I like the use of the word “charm” here, because I believe there is a precarity in the inherent reification of language, in mistaking our “manageable entities” for the substance of what they describe, which is itself a kind of spell. All language is symbolic, of course, but there are differences between our actual experience of these symbols. Here, I think of the reflex arc, our nervous system’s mechanism to induce a reflexive response to pain before the signal is even transmitted to the brain. If the signal from a sensory neuron is sufficiently intense, it short circuits upon reaching the spine and immediately fires back to the motor neuron, which triggers the physical response to recoil away. Our actual experience of the process would suggest that our recoiling was in response to our perception of pain, but the brain is bypassed entirely here, and so the reaction has already occurred before we are even consciously aware of that pain. I believe that we respond to many symbols via a similar mechanism, and our recoiling, wincing, and weeping is not in response to our perception—that is, a conscious awareness of their symbolic nature—but actually precedes it. How mysterious.
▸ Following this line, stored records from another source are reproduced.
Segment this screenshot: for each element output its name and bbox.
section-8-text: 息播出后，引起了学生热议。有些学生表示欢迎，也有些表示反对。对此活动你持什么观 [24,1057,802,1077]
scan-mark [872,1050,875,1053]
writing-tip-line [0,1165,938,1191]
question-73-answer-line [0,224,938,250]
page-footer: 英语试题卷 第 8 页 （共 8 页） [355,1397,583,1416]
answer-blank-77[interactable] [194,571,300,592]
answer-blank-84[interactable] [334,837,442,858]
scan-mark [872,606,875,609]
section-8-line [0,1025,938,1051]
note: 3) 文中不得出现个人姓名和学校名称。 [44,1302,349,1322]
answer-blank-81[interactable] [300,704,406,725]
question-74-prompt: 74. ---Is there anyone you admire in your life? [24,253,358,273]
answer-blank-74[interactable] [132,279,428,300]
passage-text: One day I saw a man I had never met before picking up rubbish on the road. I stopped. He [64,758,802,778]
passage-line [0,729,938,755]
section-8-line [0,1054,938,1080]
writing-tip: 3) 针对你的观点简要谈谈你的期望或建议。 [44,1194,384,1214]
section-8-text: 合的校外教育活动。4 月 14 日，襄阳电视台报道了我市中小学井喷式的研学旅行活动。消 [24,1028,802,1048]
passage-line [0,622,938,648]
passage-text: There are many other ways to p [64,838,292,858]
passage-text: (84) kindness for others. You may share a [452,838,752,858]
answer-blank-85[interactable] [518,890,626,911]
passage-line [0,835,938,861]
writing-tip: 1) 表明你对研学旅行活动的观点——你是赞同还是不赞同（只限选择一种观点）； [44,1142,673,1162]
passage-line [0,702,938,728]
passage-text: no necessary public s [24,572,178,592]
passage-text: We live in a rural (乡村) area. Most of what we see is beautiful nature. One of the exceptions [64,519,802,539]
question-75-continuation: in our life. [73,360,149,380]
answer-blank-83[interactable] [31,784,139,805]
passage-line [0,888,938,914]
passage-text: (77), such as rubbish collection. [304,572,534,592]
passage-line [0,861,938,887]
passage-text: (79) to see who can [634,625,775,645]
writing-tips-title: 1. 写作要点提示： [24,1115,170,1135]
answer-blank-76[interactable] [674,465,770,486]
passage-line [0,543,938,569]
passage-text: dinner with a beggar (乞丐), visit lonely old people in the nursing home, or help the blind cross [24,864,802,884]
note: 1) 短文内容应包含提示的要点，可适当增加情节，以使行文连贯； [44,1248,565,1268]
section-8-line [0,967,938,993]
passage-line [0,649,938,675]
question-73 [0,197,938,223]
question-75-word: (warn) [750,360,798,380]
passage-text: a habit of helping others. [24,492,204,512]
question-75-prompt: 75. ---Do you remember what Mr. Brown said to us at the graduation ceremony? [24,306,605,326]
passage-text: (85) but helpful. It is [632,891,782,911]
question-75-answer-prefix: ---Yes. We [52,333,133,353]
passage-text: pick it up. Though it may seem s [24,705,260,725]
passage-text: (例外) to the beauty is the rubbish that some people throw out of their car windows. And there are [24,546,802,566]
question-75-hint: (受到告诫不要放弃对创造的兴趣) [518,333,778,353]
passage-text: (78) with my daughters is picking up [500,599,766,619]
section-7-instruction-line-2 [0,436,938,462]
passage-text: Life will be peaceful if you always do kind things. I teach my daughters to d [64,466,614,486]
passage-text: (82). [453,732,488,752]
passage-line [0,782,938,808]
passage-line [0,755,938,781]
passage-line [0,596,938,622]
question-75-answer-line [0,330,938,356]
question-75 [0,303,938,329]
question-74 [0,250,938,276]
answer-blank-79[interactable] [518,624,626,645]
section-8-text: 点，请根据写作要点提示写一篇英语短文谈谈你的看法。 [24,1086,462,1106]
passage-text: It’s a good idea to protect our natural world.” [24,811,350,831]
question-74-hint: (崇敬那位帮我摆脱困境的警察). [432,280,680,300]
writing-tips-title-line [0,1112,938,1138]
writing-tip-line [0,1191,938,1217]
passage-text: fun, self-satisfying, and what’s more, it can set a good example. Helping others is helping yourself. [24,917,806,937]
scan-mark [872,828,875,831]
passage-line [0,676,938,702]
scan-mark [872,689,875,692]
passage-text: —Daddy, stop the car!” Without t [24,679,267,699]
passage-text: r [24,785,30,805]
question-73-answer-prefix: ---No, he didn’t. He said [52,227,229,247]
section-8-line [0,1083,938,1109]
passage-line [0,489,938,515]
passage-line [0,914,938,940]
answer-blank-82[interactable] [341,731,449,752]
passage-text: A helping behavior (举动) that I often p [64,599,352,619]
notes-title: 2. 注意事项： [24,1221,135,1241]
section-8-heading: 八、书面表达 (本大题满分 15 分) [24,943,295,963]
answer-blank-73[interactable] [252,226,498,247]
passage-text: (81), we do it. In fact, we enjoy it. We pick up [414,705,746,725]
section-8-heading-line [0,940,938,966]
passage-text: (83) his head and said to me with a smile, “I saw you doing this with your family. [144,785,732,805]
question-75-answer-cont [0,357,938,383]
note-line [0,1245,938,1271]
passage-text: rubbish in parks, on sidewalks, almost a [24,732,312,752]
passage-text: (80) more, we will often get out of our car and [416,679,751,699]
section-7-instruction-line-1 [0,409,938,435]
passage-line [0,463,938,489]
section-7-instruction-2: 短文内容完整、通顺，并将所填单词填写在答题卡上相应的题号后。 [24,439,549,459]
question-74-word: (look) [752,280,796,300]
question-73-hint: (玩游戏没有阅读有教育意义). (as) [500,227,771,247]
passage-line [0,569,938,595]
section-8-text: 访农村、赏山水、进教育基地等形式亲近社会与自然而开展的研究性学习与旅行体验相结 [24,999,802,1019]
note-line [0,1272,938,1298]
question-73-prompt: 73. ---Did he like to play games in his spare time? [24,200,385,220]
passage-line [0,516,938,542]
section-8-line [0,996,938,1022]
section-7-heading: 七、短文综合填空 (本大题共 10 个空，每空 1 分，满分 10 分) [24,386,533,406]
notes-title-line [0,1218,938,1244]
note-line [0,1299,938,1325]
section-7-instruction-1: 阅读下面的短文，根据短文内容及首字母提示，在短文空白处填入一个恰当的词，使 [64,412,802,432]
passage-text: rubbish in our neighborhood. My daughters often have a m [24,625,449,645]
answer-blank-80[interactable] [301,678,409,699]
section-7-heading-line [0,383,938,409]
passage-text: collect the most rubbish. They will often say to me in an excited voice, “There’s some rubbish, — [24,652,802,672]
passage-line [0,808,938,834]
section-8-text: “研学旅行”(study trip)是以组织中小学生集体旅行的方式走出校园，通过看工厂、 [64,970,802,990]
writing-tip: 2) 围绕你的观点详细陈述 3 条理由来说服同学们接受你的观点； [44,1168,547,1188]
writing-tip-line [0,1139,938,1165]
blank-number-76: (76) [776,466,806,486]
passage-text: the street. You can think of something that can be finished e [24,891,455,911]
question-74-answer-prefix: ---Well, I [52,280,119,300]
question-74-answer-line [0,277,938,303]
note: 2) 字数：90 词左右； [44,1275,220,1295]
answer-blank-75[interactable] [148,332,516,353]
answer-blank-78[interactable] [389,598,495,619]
There is a quote from Virginia Woolf that discusses this phenomenon far more eloquently than I could ever put it. It is an excerpt from a letter to her friend, a fellow writer, about the craft, but I find her idea rather existential:

“Style is a very simple matter; it is all rhythm. Once you get that, you can’t use the wrong words. But on the other hand here am I sitting after half the morning, crammed with ideas, and visions, and so on, and can’t dislodge them, for lack of the right rhythm. Now this is very profound, what rhythm is, and goes far deeper than words. A sight, an emotion, creates this wave in the mind, long before it makes words to fit it.”

My singular objection is that I believe this wave is created in the spine. It bypasses the mind, and therein lies the mystery.